Synopsis After War by : Christopher J. Coyne

Post-conflict reconstruction is one of the most pressing political issues today. This book uses economics to analyze critically the incentives and constraints faced by various actors involved in reconstruction efforts. Through this analysis, the book will aid in understanding why some reconstructions are more successful than others.

The Political Economy of Destructive Power

The Political Economy of Destructive Power
Author :
Publisher : Edward Elgar Publishing
Total Pages : 304
Release :
ISBN-10 : 1845421728
ISBN-13 : 9781845421724
Rating : 4/5 (28 Downloads)

Synopsis The Political Economy of Destructive Power by : Mehrdad Vahabi

"This book will appeal to a broad and varied readership from a range of disciplines across the social sciences including economics, politics, sociology, history and psychology."--BOOK JACKET.

Rising Titans, Falling Giants

Rising Titans, Falling Giants
Author :
Publisher : Cornell University Press
Total Pages : 186
Release :
ISBN-10 : 9781501725074
ISBN-13 : 1501725076
Rating : 4/5 (74 Downloads)

Synopsis Rising Titans, Falling Giants by : Joshua R. Itzkowitz Shifrinson

As a rising great power flexes its muscles on the political-military scene it must examine how to manage its relationships with states suffering from decline; and it has to do so in a careful and strategic manner.
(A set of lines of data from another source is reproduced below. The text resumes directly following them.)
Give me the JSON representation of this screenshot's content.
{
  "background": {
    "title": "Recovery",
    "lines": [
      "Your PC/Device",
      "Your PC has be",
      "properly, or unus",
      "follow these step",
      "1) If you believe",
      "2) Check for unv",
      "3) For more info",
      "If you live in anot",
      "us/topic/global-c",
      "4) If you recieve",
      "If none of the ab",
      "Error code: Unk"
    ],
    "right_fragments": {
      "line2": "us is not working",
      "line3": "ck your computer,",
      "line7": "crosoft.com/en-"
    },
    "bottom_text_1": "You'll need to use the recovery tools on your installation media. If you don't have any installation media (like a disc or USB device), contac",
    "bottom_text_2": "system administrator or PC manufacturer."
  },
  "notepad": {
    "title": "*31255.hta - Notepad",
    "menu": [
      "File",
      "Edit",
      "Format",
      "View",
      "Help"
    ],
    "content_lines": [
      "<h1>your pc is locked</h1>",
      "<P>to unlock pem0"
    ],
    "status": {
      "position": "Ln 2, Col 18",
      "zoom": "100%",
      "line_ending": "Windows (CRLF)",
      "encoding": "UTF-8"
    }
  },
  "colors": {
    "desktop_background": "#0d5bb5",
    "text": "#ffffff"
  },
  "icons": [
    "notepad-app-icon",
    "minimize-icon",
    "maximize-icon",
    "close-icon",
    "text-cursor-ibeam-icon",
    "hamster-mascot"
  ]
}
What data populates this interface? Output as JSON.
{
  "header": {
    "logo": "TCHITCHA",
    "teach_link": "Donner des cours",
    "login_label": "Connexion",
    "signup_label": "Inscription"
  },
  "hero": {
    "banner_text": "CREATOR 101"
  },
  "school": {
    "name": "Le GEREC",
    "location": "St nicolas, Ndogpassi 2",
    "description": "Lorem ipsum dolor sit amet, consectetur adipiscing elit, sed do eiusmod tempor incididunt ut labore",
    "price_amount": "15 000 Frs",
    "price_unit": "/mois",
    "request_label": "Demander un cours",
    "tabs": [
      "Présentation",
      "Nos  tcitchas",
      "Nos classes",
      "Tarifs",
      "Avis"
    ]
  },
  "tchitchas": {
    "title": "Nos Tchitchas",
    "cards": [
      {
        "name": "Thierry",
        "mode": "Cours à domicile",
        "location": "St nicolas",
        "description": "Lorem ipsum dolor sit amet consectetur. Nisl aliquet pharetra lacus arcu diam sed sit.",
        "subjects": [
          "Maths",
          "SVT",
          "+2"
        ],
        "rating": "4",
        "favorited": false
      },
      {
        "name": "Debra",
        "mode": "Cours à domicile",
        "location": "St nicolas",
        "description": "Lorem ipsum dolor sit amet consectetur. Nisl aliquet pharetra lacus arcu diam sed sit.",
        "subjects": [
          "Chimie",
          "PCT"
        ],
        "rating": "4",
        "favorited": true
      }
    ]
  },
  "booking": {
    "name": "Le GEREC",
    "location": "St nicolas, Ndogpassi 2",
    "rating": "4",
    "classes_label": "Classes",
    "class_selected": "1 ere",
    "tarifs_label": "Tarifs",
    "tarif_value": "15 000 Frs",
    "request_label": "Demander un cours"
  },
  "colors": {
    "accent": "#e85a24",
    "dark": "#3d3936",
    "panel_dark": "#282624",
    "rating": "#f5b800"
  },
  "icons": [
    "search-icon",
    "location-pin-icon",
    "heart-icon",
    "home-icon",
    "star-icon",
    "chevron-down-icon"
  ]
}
In Rising Titans, Falling Giants Joshua R. Itzkowitz Shifrinson focuses on the policies that rising states adopt toward their declining competitors in response to declining states’ policies, and what that means for the relationship between the two. Rising Titans, Falling Giants integrates disparate approaches to realism into a single theoretical framework, provides new insight into the sources of cooperation and competition in international relations, and offers a new empirical treatment of great power politics at the start and end of the Cold War. Shifrinson challenges the existing historical interpretations of diplomatic history, particularly in terms of the United States-China relationship. Whereas many analysts argue that these two nations are on a collision course, Shifrinson declares instead that rising states often avoid antagonizing those in decline, and highlights episodes that suggest the US-China relationship may prove to be far less conflict-prone than we might expect.